Огонек погас так же быстро, как и вспыхнул: по коридору кафедры к нам направлялся Антон. «Я сматываюсь», – шепнула мне на ухо Марина: с моим мужем они друг друга откровенно недолюбливали, а после моих признаний об истинной сути наших взаимоотношений подруга предпочитала к нему не приближаться, боясь, что может без преувеличения выцарапать ему глаза.

– Доброе утро, Антон Викторович! – сладко пропела она, скривив за его спиной рожу и показывая жестами все, что на самом деле думает.

– Здравствуй, Марина! – пренебрежительно бросил Антон и воинственно повернулся ко мне, не знавшей как придать себе расслабленный вид и унять сбивающееся от предстоящей взбучки сердце. – И что это мы опаздываем? – Он тяжело опустился на край парты, презрительно разглядывая мое платье.

– Трамвай в депо пошел. – Я задумчиво листала тетрадь сегодняшней лекции, в которой значилось только название предмета.
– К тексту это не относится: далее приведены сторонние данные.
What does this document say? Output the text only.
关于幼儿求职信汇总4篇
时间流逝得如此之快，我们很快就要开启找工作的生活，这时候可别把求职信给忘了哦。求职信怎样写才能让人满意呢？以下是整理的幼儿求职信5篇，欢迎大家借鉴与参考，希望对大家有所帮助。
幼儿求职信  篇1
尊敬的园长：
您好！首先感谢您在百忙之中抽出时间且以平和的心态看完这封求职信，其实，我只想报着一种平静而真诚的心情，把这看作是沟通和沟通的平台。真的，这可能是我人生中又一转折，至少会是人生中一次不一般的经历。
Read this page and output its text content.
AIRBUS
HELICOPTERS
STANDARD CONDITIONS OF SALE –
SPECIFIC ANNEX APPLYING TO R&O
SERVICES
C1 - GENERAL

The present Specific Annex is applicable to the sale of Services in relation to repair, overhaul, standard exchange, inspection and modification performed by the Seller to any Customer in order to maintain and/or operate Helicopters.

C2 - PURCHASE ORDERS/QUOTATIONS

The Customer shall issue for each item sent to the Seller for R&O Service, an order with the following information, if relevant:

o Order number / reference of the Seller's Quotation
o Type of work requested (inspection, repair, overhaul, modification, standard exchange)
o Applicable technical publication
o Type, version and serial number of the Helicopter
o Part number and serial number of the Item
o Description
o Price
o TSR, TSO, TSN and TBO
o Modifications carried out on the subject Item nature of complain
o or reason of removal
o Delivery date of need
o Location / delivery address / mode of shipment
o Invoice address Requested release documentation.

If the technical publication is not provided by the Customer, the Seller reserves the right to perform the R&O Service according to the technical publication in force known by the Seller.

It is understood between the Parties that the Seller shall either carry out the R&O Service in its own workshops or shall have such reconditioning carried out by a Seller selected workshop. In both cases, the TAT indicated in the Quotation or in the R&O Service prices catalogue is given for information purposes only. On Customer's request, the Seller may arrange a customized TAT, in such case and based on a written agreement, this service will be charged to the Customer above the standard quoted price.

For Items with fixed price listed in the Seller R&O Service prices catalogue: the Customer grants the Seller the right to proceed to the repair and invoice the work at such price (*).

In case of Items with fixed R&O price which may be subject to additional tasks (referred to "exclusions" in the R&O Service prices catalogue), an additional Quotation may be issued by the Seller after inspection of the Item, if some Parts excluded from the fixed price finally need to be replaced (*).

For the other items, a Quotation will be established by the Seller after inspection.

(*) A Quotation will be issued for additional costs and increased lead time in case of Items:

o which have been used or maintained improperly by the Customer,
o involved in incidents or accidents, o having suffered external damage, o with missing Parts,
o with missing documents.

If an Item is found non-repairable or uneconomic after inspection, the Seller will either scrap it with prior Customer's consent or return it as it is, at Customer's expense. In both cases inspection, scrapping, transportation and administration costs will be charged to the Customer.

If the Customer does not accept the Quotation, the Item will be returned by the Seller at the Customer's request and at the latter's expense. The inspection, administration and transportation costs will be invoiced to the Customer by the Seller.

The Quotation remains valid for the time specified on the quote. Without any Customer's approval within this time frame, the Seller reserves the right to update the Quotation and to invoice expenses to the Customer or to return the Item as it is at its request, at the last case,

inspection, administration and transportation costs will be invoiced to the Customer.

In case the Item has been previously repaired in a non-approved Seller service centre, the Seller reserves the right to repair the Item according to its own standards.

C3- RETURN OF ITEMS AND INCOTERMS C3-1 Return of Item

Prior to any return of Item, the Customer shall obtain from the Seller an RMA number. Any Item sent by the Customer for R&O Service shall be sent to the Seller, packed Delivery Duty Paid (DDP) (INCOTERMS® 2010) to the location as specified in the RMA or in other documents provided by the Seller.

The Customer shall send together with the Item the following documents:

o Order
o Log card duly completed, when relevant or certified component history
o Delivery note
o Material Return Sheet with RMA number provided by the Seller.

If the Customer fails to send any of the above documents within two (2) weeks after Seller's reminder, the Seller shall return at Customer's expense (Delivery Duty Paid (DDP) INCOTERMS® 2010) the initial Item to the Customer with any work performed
– А вовремя выходить не судьба?

Лицо багровело, и на носу выступали лиловые прожилки, как у заправского алкоголика, раскрывая любимое вечернее времяпрепровождение Антона, о котором немногие догадывались. В общественном месте он держался и даже говорил шепотом, чтобы ни в коем случае не испортить образ самого идеального человека в мире. Претензии от этого становились мягче и завуалированнее, но их объем не сокращался, а скорее даже рос.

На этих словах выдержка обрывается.